In [1]:
import numpy as np
import pandas as pd
import tensorflow as tf
from tensorflow.keras.layers import Input, Embedding, Flatten, Dense, Concatenate, Multiply, Dropout
from tensorflow.keras.models import Model
from tensorflow.keras.optimizers import Adam
from tensorflow.keras.regularizers import l2
from sklearn.metrics.pairwise import cosine_similarity
from sklearn.model_selection import train_test_split
from sklearn.preprocessing import StandardScaler
from sklearn.feature_extraction.text import TfidfVectorizer
from sklearn.metrics import precision_score, recall_score, ndcg_score
import joblib

In [12]:
from sklearn.preprocessing import OneHotEncoder

In [19]:
# 1. Enhanced Data Processing
class DataProcessor:
    def __init__(self, content_data, user_data, interaction_data):
        self.content_data = content_data
        self.user_data = user_data
        self.interaction_data = interaction_data
        self.content_embeddings = None
        self.user_embeddings = None
        self.tfidf = TfidfVectorizer(stop_words='english')
        self.scaler = StandardScaler()

    def preprocess_data(self):
        # Process content data
        self.content_data['text_features'] = self.content_data['title'] + ' ' + self.content_data['description']
        tfidf_matrix = self.tfidf.fit_transform(self.content_data['text_features'])
        self.content_embeddings = tfidf_matrix.toarray()

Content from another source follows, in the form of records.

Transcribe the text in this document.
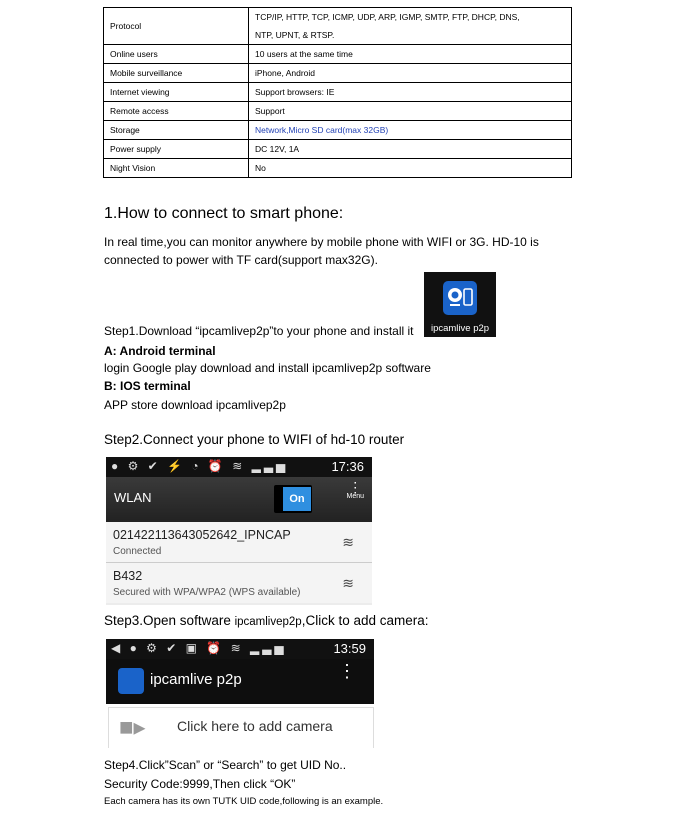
Protocol	TCP/IP, HTTP, TCP, ICMP, UDP, ARP, IGMP, SMTP, FTP, DHCP, DNS,
NTP, UPNT, & RTSP.

Online users	10 users at the same time
Mobile surveillance	iPhone, Android
Internet viewing	Support browsers: IE
Remote access	Support
Storage	Network,Micro SD card(max 32GB)
Power supply	DC 12V, 1A
Night Vision	No
1.How to connect to smart phone:
In real time,you can monitor anywhere by mobile phone with WIFI or 3G. HD-10 is
connected to power with TF card(support max32G).
Step1.Download “ipcamlivep2p”to your phone and install it	ipcamlive p2p
A: Android terminal
login Google play download and install ipcamlivep2p software
B: IOS terminal
APP store download ipcamlivep2p
Step2.Connect your phone to WIFI of hd-10 router
● ⚙ ✔ ⚡ ◔ ⏰ ≋ ▂▃▅	17:36
WLAN	On
⋮
Menu
021422113643052642_IPNCAP
Connected
≋
B432
Secured with WPA/WPA2 (WPS available)
≋
Step3.Open software ipcamlivep2p,Click to add camera:
◀ ● ⚙ ✔ ▣ ⏰ ≋ ▂▃▅	13:59
ipcamlive p2p	⋮
■▸ Click here to add camera
Step4.Click”Scan” or “Search” to get UID No..
Security Code:9999,Then click “OK”
Each camera has its own TUTK UID code,following is an example.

        # Process user data
        user_features = self.user_data[['age']].values
        self.user_embeddings = self.scaler.fit_transform(user_features)

        # Process interaction data
        self.interaction_data['timestamp'] = pd.to_datetime(self.interaction_data['timestamp'])
        self.interaction_data['recency'] = (pd.Timestamp.now() - self.interaction_data['timestamp']).dt.days

    def get_user_profile(self, user_id):
        user_interactions = self.interaction_data[self.interaction_data['user_id'] == user_id].sort_values('timestamp').tail(100)
        if user_interactions.empty:
            return np.zeros(self.content_embeddings.shape[1])

        content_ids = user_interactions['content_id'].unique()
        weights = 1 / (1 + np.arange(len(content_ids))[::-1])

        #Convert 'content_id' to numpy array
        content_ids = user_interactions['content_id'].to_numpy()
        weighted_sum = np.sum(self.content_embeddings[content_ids] * weights[:, np.newaxis], axis=0) # Index with unique content IDs
        return weighted_sum / np.sum(weights)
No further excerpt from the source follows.